/ Aiguille Verte film
I enjoyed it. I think it was the Whymper Couloir.
Bravo, excellent video... a lunchtime treat!
Many thanks for posting
What a great film!
(Purple and plastics, takes me right back!)
Nice film, can't help feeling sorry for the client though!
It's a pity so much of it was slightly tilted though, it was a bit irritating for some reason.
I didn't do much walking down facing out.
that guide is pretty good , but agree with the client remark , looks terrifying
I thought it was great, though I tend to agree with Bruce about the tilting. Why do people do it? On the other hand the ridge from the top of the couloir to the summit looked a lot less knife edge than I remember - frightened the living daylights out of me!

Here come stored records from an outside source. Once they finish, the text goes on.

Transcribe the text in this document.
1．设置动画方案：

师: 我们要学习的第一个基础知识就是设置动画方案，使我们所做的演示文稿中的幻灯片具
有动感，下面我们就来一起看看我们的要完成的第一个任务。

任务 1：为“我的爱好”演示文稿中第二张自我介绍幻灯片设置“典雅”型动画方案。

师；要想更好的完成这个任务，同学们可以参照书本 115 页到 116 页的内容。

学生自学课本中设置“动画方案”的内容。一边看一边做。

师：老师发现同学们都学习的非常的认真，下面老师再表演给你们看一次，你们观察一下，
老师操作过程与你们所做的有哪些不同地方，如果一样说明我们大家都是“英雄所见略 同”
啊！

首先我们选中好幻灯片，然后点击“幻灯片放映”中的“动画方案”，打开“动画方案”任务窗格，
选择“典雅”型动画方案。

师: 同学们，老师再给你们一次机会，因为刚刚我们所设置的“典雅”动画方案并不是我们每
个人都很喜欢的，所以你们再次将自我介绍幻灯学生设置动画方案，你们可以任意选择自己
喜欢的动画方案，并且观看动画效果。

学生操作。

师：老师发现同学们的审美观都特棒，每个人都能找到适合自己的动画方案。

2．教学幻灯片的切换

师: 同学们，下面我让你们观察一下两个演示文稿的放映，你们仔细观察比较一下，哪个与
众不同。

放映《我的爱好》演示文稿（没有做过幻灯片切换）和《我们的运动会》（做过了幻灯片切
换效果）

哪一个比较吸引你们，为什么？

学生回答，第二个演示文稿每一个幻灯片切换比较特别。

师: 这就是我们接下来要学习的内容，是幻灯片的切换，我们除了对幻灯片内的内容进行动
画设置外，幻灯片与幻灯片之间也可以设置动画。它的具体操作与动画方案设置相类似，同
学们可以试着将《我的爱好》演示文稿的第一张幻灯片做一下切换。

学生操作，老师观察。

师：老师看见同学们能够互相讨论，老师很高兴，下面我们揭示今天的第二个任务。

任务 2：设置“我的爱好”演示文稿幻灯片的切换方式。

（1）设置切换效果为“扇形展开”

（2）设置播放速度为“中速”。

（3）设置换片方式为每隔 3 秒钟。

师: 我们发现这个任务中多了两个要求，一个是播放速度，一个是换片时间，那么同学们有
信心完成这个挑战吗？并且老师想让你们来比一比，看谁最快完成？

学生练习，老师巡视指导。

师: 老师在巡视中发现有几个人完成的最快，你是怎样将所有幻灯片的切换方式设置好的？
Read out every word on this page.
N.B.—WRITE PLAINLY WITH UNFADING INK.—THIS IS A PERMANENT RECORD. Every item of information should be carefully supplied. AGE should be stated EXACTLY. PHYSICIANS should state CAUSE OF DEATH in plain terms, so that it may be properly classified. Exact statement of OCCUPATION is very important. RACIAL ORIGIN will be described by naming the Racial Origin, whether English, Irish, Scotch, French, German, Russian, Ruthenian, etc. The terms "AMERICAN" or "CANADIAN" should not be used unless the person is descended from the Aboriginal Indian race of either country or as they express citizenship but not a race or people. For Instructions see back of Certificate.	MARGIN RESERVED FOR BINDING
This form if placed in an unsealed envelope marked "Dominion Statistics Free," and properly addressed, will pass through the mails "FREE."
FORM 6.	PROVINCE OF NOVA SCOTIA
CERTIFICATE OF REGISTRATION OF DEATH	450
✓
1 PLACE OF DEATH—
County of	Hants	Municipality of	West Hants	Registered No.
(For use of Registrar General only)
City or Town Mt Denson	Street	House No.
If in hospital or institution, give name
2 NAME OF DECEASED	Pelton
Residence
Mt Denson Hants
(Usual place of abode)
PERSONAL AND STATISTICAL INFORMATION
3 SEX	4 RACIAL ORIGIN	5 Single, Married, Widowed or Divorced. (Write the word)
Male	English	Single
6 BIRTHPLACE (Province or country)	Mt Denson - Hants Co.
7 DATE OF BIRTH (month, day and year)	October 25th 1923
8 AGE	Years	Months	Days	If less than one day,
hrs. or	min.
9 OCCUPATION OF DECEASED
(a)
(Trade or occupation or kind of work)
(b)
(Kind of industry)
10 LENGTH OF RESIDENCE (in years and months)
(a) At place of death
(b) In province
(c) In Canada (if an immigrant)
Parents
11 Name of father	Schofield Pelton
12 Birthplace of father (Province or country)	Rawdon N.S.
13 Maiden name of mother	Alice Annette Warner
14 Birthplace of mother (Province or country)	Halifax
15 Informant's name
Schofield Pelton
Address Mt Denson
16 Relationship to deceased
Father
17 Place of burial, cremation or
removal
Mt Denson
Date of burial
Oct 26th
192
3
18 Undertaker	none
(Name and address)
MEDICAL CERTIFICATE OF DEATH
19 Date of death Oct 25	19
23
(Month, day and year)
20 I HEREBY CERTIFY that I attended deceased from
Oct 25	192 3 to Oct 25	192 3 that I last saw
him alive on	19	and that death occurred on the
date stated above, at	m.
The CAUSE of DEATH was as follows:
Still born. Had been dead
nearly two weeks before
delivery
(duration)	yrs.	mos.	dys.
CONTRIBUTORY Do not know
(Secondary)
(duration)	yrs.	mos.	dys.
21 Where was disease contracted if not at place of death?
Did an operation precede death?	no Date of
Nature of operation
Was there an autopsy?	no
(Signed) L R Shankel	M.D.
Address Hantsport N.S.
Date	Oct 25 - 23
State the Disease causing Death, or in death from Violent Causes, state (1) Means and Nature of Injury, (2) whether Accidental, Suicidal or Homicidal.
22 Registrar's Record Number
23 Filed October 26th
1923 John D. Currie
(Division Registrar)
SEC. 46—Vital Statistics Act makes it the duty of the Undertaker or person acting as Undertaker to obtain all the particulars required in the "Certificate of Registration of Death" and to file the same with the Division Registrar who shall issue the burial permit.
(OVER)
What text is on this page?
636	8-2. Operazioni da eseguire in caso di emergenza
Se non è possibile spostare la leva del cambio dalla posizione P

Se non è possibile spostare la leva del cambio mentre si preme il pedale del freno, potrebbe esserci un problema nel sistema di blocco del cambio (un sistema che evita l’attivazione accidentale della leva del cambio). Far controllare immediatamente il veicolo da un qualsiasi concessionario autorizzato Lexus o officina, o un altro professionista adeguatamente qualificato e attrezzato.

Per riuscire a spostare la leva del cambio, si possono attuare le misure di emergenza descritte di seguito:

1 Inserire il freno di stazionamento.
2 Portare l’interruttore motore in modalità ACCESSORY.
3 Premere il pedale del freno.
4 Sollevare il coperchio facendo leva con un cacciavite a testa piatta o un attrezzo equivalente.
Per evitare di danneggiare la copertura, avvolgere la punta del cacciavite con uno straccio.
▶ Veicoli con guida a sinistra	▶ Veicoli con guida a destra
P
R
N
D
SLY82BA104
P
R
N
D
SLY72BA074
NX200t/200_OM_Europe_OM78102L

Looks sharp enough to me :-)
> I thought it was great, though I tend to agree with Bruce about the tilting. Why do people do it? On the other hand the ridge from the top of the couloir to the summit looked a lot less knife edge than I remember - frightened the living daylights out of me!
Could this be down to the very wide angle lens on the GoPro type cameras?
I get the feeling it was made before the advent of those.
If you're referring to my comment about the summit ridge then it's true that a wide angle lens would make it appear sharper than reality - indeed there was a helmet cam clip of the Nadelgrat recently where this was certainly the case. However, in this case I was remarking that it looked a lot LESS sharp in the film than my memory of it. I suspect that it just tends to form differently from year to year. I do remember it being uncomfortably steep on the Whymper side so after a distance I crossed over to the Argentière side expecting it to be much more friendly, but to my dismay, it wasn't!
I'd say that was a very fair comment during most of the film.
Short roping can be very effective at arresting a slip by the lower person (in ascent or descent) but only if the rope is as tight as possible. However, on many routes with long stretches of easy terrain - such as this couloir - many people relax a little and move together, the rope not really serving any purpose - don't forget, the film is tilted and the terrain a lot easier than the cameraman would have you believe. The reason for remaining roped up is that the rope is instantly available should it be needed to climb a more difficult section in a pitch. In that case it's just necessary to uncoil a few of the shoulder coils - as happens at about 3 minutes in. Coiling the rope and packing it away only to need it again a few minutes later is just too time consuming. I'm guessing that the guide in the film knows his client well enough that he is happy to move together like this and maybe tightening it up for the odd slightly harder bit - and of course that the client is happy that they do this. Moving together is more or less essential on this type of terrain - pitching it would simply take far too long.
Myself I prefer to use a longer rope and place some form of runner as we climb. Also means you can get your breath back every now and again as you let your second catch up and hand you all the gear he's collected.
This also has the advantage that you can pass some of the work carrying the gear to the lower climber! Clever ploy.
The full thing is here - http://www.dailymotion.com/video/xui6b7_au-dela-des-cimes_sport#.USkspaW9rNo
Impressive stuff on what I think is "Elixir d'Astoroth" on the Grand Cap....
> The full thing is here - http://www.dailymotion.com/video/xui6b7_au-dela-des-cimes_sport#.USkspaW9rNo
> Impressive stuff on what I think is "Elixir d'Astoroth" on the Grand Cap....
I received the DVD as a present !
While on the technical aspects of climbing - can anyone recommend any videos of how to set up and pack portaledges - not that I'm thinking of doing it of course anything above grade 1 scrambling is beyond my limits!
I've not done it but I think the options are i)down the same way in good snow conditions and early in the day, ii) otherwise down a long ridge if it is not too snowy, iii) otherwise spend the night somewhere not very comfortable and reassess. Option iii) seems rather common.